If we had a breach of the lower Bollinger bands we would be looking to go long and therefore need the Stochastic indicator to be over sold and under the 20 line. Once both of these conditions are met we look for our entry confirmation which is a candlestick formation, if we don’t see one then we wait until we do, if the trades takes off without us then we wait for the next one.

Stops are placed behind the recent high / low and always moved to break even as soon as possible, usually when in profit by the same amount you risked. Never risk more than 3% of your account on any one trade. Candlestick formations are used to identify the underlying physiology of the market, usually with a reasonable accuracy. Below is an example of a normal falling and raising candlestick.

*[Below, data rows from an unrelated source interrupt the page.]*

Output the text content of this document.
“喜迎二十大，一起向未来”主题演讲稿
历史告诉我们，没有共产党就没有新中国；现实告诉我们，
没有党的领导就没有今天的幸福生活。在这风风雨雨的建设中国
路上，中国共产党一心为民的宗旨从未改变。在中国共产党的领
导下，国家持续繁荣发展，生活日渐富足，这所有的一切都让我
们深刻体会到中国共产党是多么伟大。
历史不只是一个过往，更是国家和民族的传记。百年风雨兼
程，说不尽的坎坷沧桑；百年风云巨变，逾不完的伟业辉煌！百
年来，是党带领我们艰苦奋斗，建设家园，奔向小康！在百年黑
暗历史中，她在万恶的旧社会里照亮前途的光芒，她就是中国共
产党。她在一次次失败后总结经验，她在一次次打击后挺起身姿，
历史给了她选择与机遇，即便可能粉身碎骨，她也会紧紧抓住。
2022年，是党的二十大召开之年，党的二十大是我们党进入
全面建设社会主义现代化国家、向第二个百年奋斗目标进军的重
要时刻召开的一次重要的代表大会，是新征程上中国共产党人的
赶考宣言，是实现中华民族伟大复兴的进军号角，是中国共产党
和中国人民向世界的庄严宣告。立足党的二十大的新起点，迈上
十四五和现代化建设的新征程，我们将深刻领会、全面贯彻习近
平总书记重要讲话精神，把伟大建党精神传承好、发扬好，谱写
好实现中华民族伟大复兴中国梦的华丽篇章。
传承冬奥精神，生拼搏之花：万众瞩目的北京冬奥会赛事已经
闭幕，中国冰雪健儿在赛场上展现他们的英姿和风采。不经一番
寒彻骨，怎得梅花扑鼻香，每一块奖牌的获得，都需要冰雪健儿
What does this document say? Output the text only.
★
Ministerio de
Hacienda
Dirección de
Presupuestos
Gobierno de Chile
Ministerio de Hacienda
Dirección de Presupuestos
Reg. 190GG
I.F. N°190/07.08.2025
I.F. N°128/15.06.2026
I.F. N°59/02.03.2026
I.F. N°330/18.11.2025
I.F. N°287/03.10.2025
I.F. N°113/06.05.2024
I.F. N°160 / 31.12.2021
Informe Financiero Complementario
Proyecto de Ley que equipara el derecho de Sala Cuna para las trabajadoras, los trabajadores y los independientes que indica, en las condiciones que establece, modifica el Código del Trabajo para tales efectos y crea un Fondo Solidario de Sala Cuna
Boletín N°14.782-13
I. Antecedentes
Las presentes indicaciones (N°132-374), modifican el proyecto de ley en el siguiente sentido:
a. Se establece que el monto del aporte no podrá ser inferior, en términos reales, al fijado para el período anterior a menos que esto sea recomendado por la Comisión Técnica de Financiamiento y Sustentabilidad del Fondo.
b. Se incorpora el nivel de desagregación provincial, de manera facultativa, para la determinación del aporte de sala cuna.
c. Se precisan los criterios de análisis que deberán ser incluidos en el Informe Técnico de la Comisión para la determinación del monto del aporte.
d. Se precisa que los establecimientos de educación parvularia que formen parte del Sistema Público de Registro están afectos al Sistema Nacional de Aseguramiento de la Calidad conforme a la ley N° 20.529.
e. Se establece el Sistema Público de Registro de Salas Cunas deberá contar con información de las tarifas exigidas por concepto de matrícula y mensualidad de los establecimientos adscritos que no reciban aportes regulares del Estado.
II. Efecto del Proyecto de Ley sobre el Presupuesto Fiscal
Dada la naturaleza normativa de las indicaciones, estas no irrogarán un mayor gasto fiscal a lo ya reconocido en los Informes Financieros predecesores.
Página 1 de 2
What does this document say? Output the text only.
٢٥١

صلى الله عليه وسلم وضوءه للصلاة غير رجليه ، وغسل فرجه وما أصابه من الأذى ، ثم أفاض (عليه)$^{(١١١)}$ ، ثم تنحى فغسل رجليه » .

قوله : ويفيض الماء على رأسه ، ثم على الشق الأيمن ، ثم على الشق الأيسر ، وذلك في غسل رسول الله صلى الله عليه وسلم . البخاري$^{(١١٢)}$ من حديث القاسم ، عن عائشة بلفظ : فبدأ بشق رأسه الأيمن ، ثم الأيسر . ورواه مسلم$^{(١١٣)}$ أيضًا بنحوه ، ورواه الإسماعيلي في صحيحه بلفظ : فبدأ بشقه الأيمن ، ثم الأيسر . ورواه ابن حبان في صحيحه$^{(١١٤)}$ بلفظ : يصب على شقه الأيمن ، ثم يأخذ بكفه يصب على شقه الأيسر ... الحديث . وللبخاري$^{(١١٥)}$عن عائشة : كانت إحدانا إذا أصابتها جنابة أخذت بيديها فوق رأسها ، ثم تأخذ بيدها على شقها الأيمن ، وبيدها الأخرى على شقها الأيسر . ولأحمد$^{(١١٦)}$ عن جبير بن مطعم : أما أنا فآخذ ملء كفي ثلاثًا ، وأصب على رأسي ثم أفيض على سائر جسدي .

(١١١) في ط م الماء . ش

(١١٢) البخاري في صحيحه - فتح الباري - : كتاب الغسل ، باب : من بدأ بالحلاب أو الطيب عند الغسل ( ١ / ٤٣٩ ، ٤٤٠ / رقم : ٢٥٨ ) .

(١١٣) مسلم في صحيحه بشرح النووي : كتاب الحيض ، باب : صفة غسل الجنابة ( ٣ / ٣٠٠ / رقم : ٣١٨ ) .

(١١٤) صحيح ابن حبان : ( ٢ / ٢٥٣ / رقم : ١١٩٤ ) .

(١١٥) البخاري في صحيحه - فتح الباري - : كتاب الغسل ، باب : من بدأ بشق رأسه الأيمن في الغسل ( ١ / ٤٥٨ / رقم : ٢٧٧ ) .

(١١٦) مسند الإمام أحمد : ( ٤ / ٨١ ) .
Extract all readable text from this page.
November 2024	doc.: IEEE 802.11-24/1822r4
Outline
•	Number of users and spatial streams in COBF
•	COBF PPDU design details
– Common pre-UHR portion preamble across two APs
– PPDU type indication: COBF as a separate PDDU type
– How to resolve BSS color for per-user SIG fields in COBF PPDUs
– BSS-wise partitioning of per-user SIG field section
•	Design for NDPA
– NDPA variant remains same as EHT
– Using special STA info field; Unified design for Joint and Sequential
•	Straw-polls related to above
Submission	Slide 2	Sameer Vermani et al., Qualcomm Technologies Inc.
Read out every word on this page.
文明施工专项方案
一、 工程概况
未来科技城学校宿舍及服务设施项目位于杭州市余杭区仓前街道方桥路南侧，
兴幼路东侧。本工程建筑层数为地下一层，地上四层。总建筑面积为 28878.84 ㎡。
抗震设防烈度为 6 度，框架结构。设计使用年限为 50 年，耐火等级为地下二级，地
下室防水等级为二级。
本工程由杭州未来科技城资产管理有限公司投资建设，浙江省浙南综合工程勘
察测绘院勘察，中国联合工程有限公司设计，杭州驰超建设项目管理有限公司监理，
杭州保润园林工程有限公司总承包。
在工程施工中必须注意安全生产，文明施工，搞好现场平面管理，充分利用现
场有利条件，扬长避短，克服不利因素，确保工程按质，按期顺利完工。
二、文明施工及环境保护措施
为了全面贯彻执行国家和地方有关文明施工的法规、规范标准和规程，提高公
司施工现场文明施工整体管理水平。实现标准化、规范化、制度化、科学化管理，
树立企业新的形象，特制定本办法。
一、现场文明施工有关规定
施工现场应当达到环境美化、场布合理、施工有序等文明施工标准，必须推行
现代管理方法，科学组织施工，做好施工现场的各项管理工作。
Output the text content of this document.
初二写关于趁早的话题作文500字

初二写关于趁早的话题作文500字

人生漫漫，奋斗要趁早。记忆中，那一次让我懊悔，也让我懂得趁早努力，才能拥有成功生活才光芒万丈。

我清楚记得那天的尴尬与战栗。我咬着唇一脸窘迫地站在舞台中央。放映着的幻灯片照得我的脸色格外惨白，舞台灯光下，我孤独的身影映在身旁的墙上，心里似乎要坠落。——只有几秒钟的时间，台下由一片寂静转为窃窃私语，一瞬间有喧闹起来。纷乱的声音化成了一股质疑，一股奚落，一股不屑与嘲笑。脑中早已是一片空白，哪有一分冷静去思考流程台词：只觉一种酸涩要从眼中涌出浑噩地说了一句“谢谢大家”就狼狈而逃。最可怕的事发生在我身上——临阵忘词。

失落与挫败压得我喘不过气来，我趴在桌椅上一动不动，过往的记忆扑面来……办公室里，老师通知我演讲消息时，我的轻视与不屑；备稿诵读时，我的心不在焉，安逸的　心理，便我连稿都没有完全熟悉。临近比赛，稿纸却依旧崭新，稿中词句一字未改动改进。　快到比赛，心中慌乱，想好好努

When a candlestick tries to make a new high/low but fails to close at those levels it gives some clues as to who is in charge, the bulls or the bears. There are literally hundreds of candle stick formations used by traders all over the world to profit from the markets. We are only going to focus 4 formations here in this system, these are the formations I found to be most profitable and occur regularly.


Doji's.

The Doji is generally a small candle indicating a period of indecision with not much movement, the open and close should be at the exact same price but it is acceptable within a pip or two.This small candle if seen after a good move is a strong reversal signal, with confirmation it is very reliable entry point. You will often see the Doji when trading the divergence system, usually when the stochastic is topping/bottoming out, a great confirmation that you are on the right side of the market.


Engulfing.

An engulfing candle is a strong change in momentum in the market often seen off of breaks of support/resistance. For a buy confirmation the first candle would be red followed by a green candle that completely engulfs the previous one. For a sell confirmation the firs candle would be green followed by a red candle that completely engulfs it.You will often see engulfing candles with the 4H breakout system on the break of the support/resistance line, this idicats good volume and momentum in the market.


Inside candle.

The inside candle formation is basically the complete opposite of the engulfing formation, the second candle is formed completely inside the body of the previous candle. This formation give us a heads up that the bears/bulls are loosing steam and the market may be thinking about a reversal. This formation often happens just before a strong move or breakout, be sure to have your eye out for this formation when trading the divergence system.



Pin formation.

The pin formation is one of my favorites, it shows huge emotion of the market indicating a sign of a reversal, in this case the bulls pushed the market high but failed to hold it so price returned back to around the open leaving a pin formation. The pin always points away from where price may be heading, the opposite is true for a bullish pin formation. You will often see these formations after a breakout on the 4H breakout system when the retrace takes place.


These formations take some getting used to in the beginning but with a little practice you will be seeing them everywhere.